A few interesting links

  • This story has been out for a few days: Empathetic Rats Help Each Other Out. Comments I have read from people who have cared for rats say that the points made in the study are obvious–rats are wonderful little guys with complex social sensibilities and generous emotions. The purpose of the study, of course, was to prove the matter according to the rules of science. In teaching and sharing FIML, we sometimes feel like one of those rats who got out of his cage. All we wanna do is show other people how to get out.
  • This study from Yale, Tuning out: How brains benefit from meditation, shows how widespread the value of meditation can be. Note that the study finds that experienced meditators have “decreased activity in areas of the brain called the default mode network.” In ways somewhat similar to meditation, FIML practice should change what our default interpersonal mode is because by doing FIML we learn to monitor and discuss default responses from a “meta” point of view. This has a profound and profoundly beneficial effect on FIML partners because not just their own minds, but their interactions with each other also benefit greatly from increased awareness and decreased default responses. FIML practice has the added benefit of both partners being able to confirm with great confidence their mutual understanding.
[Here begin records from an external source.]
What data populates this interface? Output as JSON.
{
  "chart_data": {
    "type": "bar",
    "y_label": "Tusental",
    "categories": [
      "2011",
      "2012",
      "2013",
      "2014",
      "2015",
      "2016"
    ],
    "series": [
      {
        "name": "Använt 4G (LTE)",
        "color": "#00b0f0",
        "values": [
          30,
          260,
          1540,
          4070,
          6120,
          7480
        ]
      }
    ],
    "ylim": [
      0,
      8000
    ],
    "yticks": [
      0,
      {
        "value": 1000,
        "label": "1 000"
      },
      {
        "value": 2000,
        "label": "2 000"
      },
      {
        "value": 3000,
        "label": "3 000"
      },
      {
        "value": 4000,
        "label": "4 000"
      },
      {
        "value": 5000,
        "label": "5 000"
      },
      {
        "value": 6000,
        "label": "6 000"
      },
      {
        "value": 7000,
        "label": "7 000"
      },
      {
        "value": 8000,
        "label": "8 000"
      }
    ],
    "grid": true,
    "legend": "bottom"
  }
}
  • This article is about widening our understanding of psychopathy: Psychopathy: A Misunderstood Personality Disorder. This subject may not seem to have much to do with Buddhism or FIML, but there are some parallels. Good Buddhist practice does eventually produce a sort of distancing from the rough-and-tumble of ordinary emotions. This is not the same as being emotionless, but I do know of at least one famous Buddhist master who tells people it’s best to “have no emotions.” That is a challenging idea that I have rejected for years but am more inclined now to see as a valuable guide in many situations. In FIML practice, it is essential that partners have enough self-control to hold their feelings in abeyance until they can check them with their partner. None of that is psychopathy as we usually understand that word, but the linked article does provide some indication that some aspects of what we call psychopathy may actually be desirable.
  • This article–Is Doing Harm the Same as Allowing It to Happen?–touches on Buddhist morality in that it shows us that it requires extra thought to see the value in preventing harm. A “sin” of omission is as bad as a “sin” of commission, if you think about it. In FIML practice, you can see this truth happening right in the moment and right in your own mind. With FIML you can see how real data plays out. If you feel a bothersome interpretation forming in your mind and you say nothing about it to your partner, you will leave them with the mistaken impression that everything has been understood and all is well with you. This omission may then lead you to further engage in a longer private series of thoughts and additional interpretations. From a small omission, a large and long stream of selfish and probably erroneous consciousness may follow.